Keynotes

Edward Greenspon
Edward Greenspon
President and CEO of the Public Policy Forum, a non-profit Canadian thinktank, worked as Editor-in-Chief of the Globe & Mail and in numerous prominent media roles, over the past 30 years. In 2018 he co-authored, with Taylor Owen, the report Democracy Divided: Countering Disinformation and Hate in the Digital Public Sphere. Democracy Divided offers policy options that respond to the rise of digital platforms to sustain Canadian media and communications systems. Under Greenspon, the Public Policy Forum has produced a number of important studies; its current Digital Democracy project is studying the Canadian media ecosystem leading up to the 2019 federal election, with the goal of setting out policy options; and its Shattered Mirror project examined the state of the Canadian news media in light of the rise of online platforms.

Jesse Wente
Jesse Wente
He is a sought-after Ojibwe broadcaster, curator, producer, activist and public speaker. He's been a columnist covering film and culture on CBC Radio's Metro Morning for 21 years and is also culture columnist for CBC Radio’s Unreserved. He has programmed for film festivals including Reel World, ImagineNative and TIFF and is currently Head of TIFF Cinematheque, overseeing TIFF’s historical film program. Jesse has curated retrospectives on Stanley Kubrick, Tim Burton, Bernardo Bertolucci, Michael Mann and Kelly Reichardt. In 2012 he curated the world’s largest retrospective of Indigenous films, titled First Peoples Cinema: 1500 Nations, One Tradition and its accompanying gallery exhibition, Home on Native Land. He is currently producing his first film, a screen adaptation of Thomas King’s best-selling book, The Inconvenient Indian. An outspoken advocate for Indigenous rights and First Nations, Metis and Inuit art, he has spoken at the Smithsonian’s National Museum of the American Indian, the Canadian Arts Summit, CMPA’s Prime Time and numerous Universities and Colleges.
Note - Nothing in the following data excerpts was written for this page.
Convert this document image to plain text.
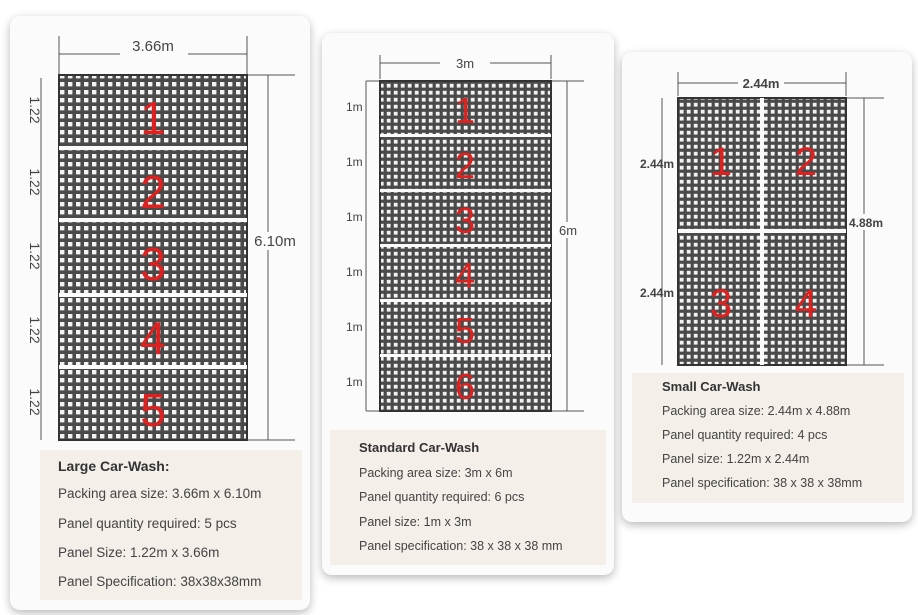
3.66m
6.10m
1.22
1.22
1.22
1.22
1.22
1
2
3
4
5
Large Car-Wash:
Packing area size: 3.66m x 6.10m
Panel quantity required: 5 pcs
Panel Size: 1.22m x 3.66m
Panel Specification: 38x38x38mm
3m
6m
1m
1m
1m
1m
1m
1m
1
2
3
4
5
6
Standard Car-Wash
Packing area size: 3m x 6m
Panel quantity required: 6 pcs
Panel size: 1m x 3m
Panel specification: 38 x 38 x 38 mm
2.44m
4.88m
2.44m
2.44m
1 2
3 4
Small Car-Wash
Packing area size: 2.44m x 4.88m
Panel quantity required: 4 pcs
Panel size: 1.22m x 2.44m
Panel specification: 38 x 38 x 38mm
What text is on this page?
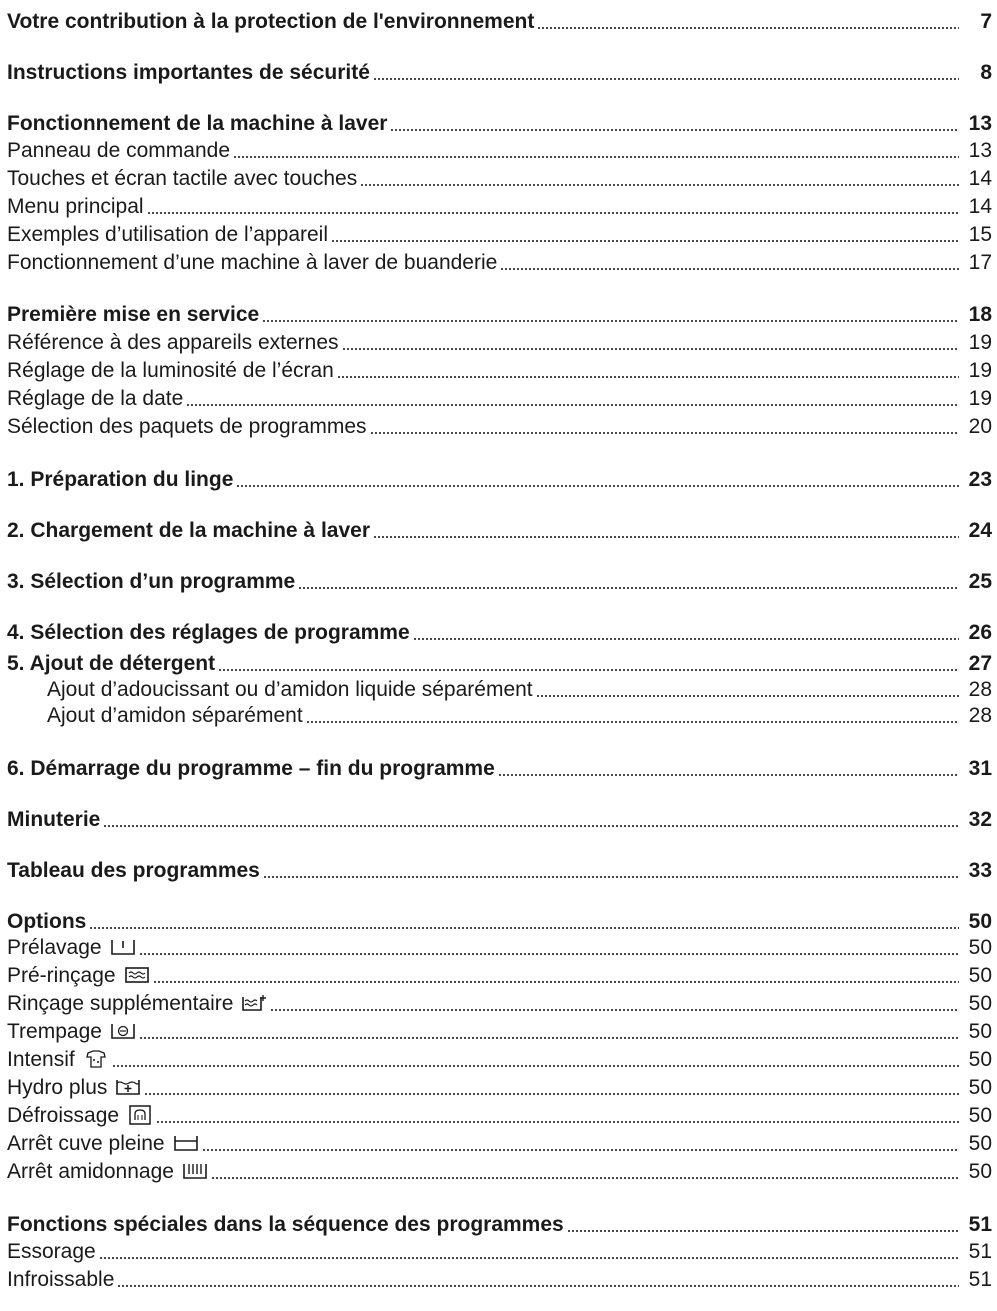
Votre contribution à la protection de l'environnement	7
Instructions importantes de sécurité	8
Fonctionnement de la machine à laver	13
Panneau de commande	13
Touches et écran tactile avec touches	14
Menu principal	14
Exemples d’utilisation de l’appareil	15
Fonctionnement d’une machine à laver de buanderie	17
Première mise en service	18
Référence à des appareils externes	19
Réglage de la luminosité de l’écran	19
Réglage de la date	19
Sélection des paquets de programmes	20
1. Préparation du linge	23
2. Chargement de la machine à laver	24
3. Sélection d’un programme	25
4. Sélection des réglages de programme	26
5. Ajout de détergent	27
Ajout d’adoucissant ou d’amidon liquide séparément	28
Ajout d’amidon séparément	28
6. Démarrage du programme – fin du programme	31
Minuterie	32
Tableau des programmes	33
Options	50
Prélavage	50
Pré-rinçage	50
Rinçage supplémentaire	50
Trempage	50
Intensif	50
Hydro plus	50
Défroissage	50
Arrêt cuve pleine	50
Arrêt amidonnage	50
Fonctions spéciales dans la séquence des programmes	51
Essorage	51
Infroissable	51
Jesse currently serves on the board of directors for both the Toronto Arts Council and the Canada Council for the Arts. Jesse lives in Etobicoke with his wife and two children.

Sharon McGowan
Sharon McGowan
She is a founding member and past president of Women in Film and Television Vancouver and serves on the board of directors as Co-Chair of the Advocacy Committee. Her advocacy work has included decades of analysis and lobbying of Canadian film and television funding agencies, regulators, and unions to increase gender equity and diversity. Greenspon, Wente, and McGowan will participate in a keynote panel addressing the question, “How can Canadian media systems respond simultaneously to the challenge of digital platforms and to calls for a greater diversity of on-screen and off-screen voices?”